Ah I should emphasise, I do think all of these things could help—it definitely is a spectrum, and I would guess these proposals all do push away from agency. I think the direction here is promising.
The two things I think are (1) the paper seems to draw an overly sharp distinction between agents and non-agents, and (2) basically all of the mitigations proposed look like they break down with superhuman capabilities. Hard to tell which of this is actual disagreements and which is the paper trying to be concise and approachable, so I’ll set that aside for now.

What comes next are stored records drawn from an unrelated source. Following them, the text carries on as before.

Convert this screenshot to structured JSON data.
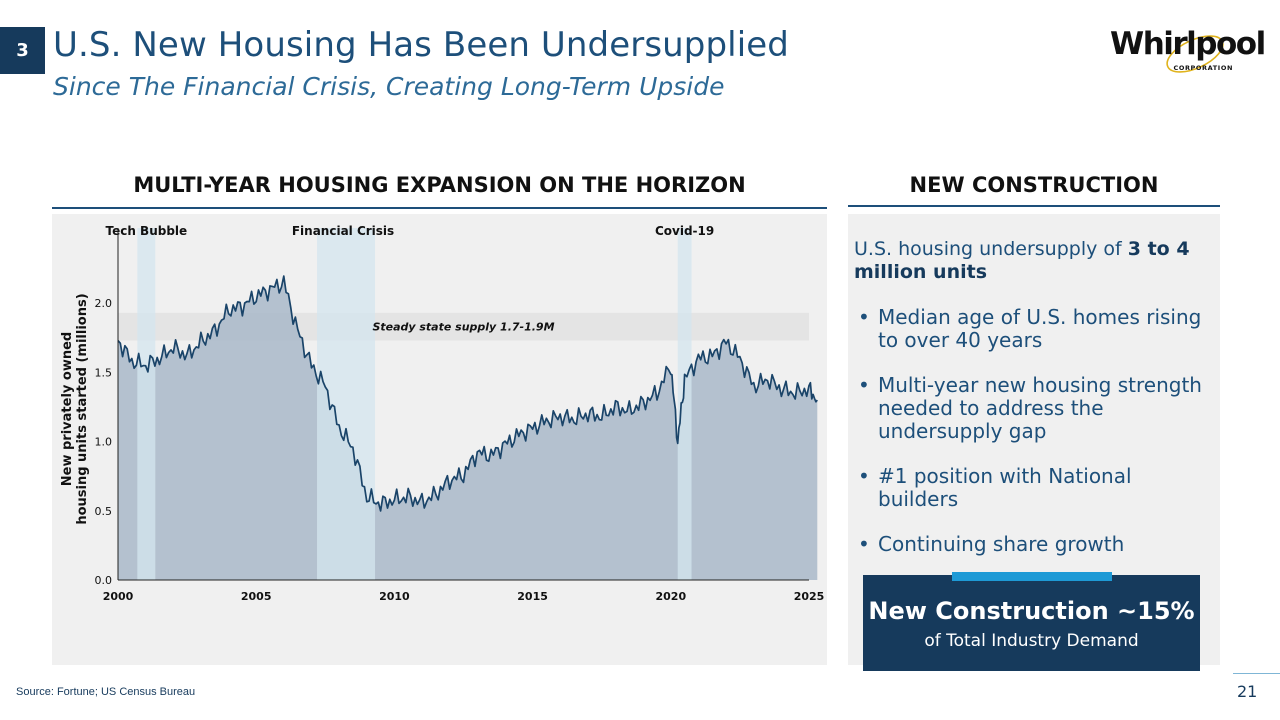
{
  "slide": {
    "number": "3",
    "title": "U.S. New Housing Has Been Undersupplied",
    "subtitle": "Since The Financial Crisis, Creating Long-Term Upside",
    "logo_text": "Whirlpool",
    "logo_sub": "CORPORATION",
    "source": "Source: Fortune; US Census Bureau",
    "page": "21"
  },
  "left_section": {
    "heading": "MULTI-YEAR HOUSING EXPANSION ON THE HORIZON"
  },
  "right_section": {
    "heading": "NEW CONSTRUCTION",
    "lead_prefix": "U.S. housing undersupply of ",
    "lead_bold": "3 to 4 million units",
    "bullets": [
      "Median age of U.S. homes rising to over 40 years",
      "Multi-year new housing strength needed to address the undersupply gap",
      "#1 position with National builders",
      "Continuing share growth"
    ],
    "callout_title": "New Construction ~15%",
    "callout_sub": "of Total Industry Demand"
  },
  "chart_data": {
    "type": "area",
    "ylabel": "New privately owned housing units started (millions)",
    "xlabel": "",
    "xlim": [
      2000,
      2025
    ],
    "ylim": [
      0,
      2.5
    ],
    "x_ticks": [
      "2000",
      "2005",
      "2010",
      "2015",
      "2020",
      "2025"
    ],
    "y_ticks": [
      "0.0",
      "0.5",
      "1.0",
      "1.5",
      "2.0"
    ],
    "band": {
      "label": "Steady state supply 1.7-1.9M",
      "low": 1.73,
      "high": 1.93
    },
    "recessions": [
      {
        "label": "Tech Bubble",
        "start": 2000.7,
        "end": 2001.35
      },
      {
        "label": "Financial Crisis",
        "start": 2007.2,
        "end": 2009.3
      },
      {
        "label": "Covid-19",
        "start": 2020.25,
        "end": 2020.75
      }
    ],
    "x": [
      2000.0,
      2000.5,
      2001.0,
      2001.5,
      2002.0,
      2002.5,
      2003.0,
      2003.5,
      2004.0,
      2004.5,
      2005.0,
      2005.5,
      2006.0,
      2006.5,
      2007.0,
      2007.5,
      2008.0,
      2008.5,
      2009.0,
      2009.5,
      2010.0,
      2010.5,
      2011.0,
      2011.5,
      2012.0,
      2012.5,
      2013.0,
      2013.5,
      2014.0,
      2014.5,
      2015.0,
      2015.5,
      2016.0,
      2016.5,
      2017.0,
      2017.5,
      2018.0,
      2018.5,
      2019.0,
      2019.5,
      2020.0,
      2020.25,
      2020.5,
      2021.0,
      2021.5,
      2022.0,
      2022.5,
      2023.0,
      2023.5,
      2024.0,
      2024.5,
      2025.0,
      2025.3
    ],
    "values": [
      1.73,
      1.58,
      1.55,
      1.6,
      1.68,
      1.62,
      1.72,
      1.8,
      1.95,
      1.98,
      2.05,
      2.1,
      2.15,
      1.8,
      1.55,
      1.4,
      1.1,
      0.95,
      0.6,
      0.55,
      0.58,
      0.6,
      0.56,
      0.62,
      0.72,
      0.76,
      0.92,
      0.9,
      0.98,
      1.05,
      1.1,
      1.15,
      1.18,
      1.16,
      1.2,
      1.18,
      1.25,
      1.22,
      1.28,
      1.35,
      1.55,
      1.0,
      1.45,
      1.6,
      1.62,
      1.72,
      1.6,
      1.4,
      1.45,
      1.38,
      1.35,
      1.38,
      1.3
    ]
  },
  "colors": {
    "navy": "#163a5c",
    "title_blue": "#1d4f7a",
    "area_fill": "#a9b9c9",
    "line": "#1a4469",
    "recession": "#d4e5ef",
    "band": "#e4e4e4",
    "accent": "#1e9ad6"
  }
}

It does seem like we disagree a bit about how likely agents are to emerge. Some opinions I expect I hold more strongly than you:
It’s easy to accidentally scaffold some kind of agent out of an oracle as soon as there’s any kind of consistent causal process from the oracle’s outputs to the world, even absent feedback loops. In other words, I agree you can choose to create agents, but I’m not totally sure you can easily choose not to
Any system trained to predict the actions of agents over long periods of time will develop an understanding of how agents could act to achieve their goals—in a sense this is the premise of offline RL and things like decision transformers
It might be pretty easy for agent-like knowledge to ‘jump the gap’, e.g. a model trained to predict deceptive agents might be able to analogise to itself being deceptive
Sufficient capability at broad prediction is enough to converge on at least the knowledge of how to circumvent most of the guardrails you describe, e.g. how to collude
It is good to notice the spectrum above. Likely, for a fixed amount of compute/effort, one extreme of this spectrum gets much less agency than the other extreme. Call that the direct effect.
Are there other direct effects? for instance, do you get the same ability to “cure cancer” for a fixed amount of compute/effort across the spectrum? Seems like agency is useful so, probably the ability you get per unit compute is correlated with the agency across this spectrum.
If we are in a setting where an outside force demands you reach a given ability level, then this other indirect effect matters, because it means you will have to use a larger amount of compute.
[optional] To illustrate this problem, consider something that I don’t think people think is safer: instead of using gradient descent, just sample the weights of the neural net at random until you get a low loss. (I am not trying to make an analogy here)
It would be great if someone had a way to compute the “net” effect on agency across the spectrum, also taking into account the indirect path of more compute needed → more compute = more agency across the spectrum. I suspect it might depend on which ability you need to reach, and we might/might not be able to figure it out without experiments.